Sleep deprivation on the other hand is known to contribute to systemic inflammation, even after a short period of only a couple of weeks, as research has shown. In fact, sleep deprivation is thought to increase all sorts of age-related processes as well as chronic health problems.
At night we naturally release the ‘sleep hormone’ melatonin. Melatonin levels start to rise in the evening and peak around midnight before slowly subsiding again. This diurnal sleep-wake cycle is governed by the changes of light and darkness. If we don’t get enough sleep, our melatonin levels are impaired.
Interestingly, melatonin also helps protect our skin from the sun’s damaging effects and counteracts mitochondrial and DNA damage. Unfortunately, like so many other skin-friendly hormones, our melatonin level declines with age. Sleep dept will only hasten this natural decline.

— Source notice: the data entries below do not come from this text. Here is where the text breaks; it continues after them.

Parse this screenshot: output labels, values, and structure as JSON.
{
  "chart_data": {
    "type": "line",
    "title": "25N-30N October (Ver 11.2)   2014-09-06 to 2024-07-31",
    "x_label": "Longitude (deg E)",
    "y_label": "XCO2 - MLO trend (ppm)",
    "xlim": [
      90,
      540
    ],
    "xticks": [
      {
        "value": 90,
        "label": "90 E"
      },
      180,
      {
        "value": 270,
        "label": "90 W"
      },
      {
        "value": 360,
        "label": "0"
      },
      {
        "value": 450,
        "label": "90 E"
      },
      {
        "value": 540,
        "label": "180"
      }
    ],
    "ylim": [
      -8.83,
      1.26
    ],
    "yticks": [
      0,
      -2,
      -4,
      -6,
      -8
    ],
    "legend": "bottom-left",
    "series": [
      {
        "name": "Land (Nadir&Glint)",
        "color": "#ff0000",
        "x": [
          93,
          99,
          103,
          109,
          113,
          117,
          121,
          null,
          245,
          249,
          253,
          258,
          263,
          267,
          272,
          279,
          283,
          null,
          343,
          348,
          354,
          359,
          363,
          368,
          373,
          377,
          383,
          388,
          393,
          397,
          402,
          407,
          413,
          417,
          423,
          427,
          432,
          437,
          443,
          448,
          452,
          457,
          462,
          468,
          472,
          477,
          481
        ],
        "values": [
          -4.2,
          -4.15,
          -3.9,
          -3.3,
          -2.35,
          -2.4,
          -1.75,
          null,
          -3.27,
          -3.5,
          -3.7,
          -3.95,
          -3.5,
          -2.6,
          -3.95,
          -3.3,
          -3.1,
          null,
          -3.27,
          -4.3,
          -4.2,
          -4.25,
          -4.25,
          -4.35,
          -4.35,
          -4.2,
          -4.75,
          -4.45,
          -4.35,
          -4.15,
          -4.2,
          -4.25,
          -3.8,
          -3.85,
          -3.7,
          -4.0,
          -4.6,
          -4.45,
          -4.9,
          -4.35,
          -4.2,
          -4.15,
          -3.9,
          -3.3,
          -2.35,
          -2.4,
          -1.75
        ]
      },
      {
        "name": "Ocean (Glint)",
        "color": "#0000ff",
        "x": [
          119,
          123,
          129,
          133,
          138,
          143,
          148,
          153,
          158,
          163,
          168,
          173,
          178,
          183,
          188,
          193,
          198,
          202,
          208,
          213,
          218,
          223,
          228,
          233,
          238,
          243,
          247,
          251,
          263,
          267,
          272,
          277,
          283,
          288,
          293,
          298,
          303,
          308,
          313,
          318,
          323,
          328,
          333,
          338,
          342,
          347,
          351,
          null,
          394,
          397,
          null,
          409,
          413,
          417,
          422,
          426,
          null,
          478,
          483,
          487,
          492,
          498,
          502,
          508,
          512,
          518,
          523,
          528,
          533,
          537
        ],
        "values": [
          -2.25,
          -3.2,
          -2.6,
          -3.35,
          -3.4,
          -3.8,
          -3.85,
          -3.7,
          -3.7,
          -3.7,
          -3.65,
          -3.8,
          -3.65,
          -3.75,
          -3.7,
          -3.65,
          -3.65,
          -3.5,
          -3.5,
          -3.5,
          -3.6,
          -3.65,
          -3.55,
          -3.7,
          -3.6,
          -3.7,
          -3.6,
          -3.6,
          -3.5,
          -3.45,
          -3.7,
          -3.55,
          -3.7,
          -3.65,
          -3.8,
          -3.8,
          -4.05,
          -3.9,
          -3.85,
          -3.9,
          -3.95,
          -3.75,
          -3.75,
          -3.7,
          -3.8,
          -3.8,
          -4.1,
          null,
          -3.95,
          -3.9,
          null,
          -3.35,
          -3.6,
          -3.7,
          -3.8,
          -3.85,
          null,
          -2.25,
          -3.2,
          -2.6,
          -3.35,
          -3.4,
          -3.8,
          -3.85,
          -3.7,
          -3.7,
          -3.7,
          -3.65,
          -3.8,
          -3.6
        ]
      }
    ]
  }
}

Sleep deprivation is also known to impair insulin sensitivity and glucose tolerance and is connected to the development of diabetes. With regards to the skin, higher blood sugar levels mean higher generation of Advanced Glycation End products (AGEs), which again accelerate the skin’s ageing process.
Sleep is even connected to telomere length. Shorter telomeres have been associated with poorer sleep quality in women and shorter sleep in men. And in a fascinating genomic study, it was shown that sleep debt of only two nights led to a change in the expression of 500 genes. These changes were notably related to DNA damage and repair as well as stress and diverse immune system responses.
Sufficient sleep is also important for the nightly peak of our natural anti-aging hormone GH (growth hormone). This not only helps us look younger, but also helps to repair tissue. However, when we don’t get enough sleep, our natural GH level is sub-optimal – and this gets worse as we get older.
A study looking at the connection between sleep and longevity characterized the sleep patterns of people with a high life span (85 to 105 year olds) and compared these to other groups. The outcome confirmed the importance of maintaining strictly regular sleep-wake schedules.
Jet lag by the way temporarily messes up your internal body clock!
I am often asked whether there is any way of cheating the effects of sleep depth on our skin. The answer is that unfortunately it’s not possible to truly ‘compensate’ with skincare for lack of sleep. However, to use good skincare ingredients to stimulate collagen and elastin production certainly makes sense (although this should not be an excuse to continue not getting enough sleep!).
One of the most evidence-based skincare ingredients to boost collagen are vitamin A derivatives such as retinol and retinaldehyde. Even more effective is prescription strengths tretinoin. For people with very sensitive skin, peptides and/or growth factors can be a good alternative. As mentioneded, I would recommend using these repair ingredients in the evening and combine them with an antioxidant serum and SPF30-50 in the morning.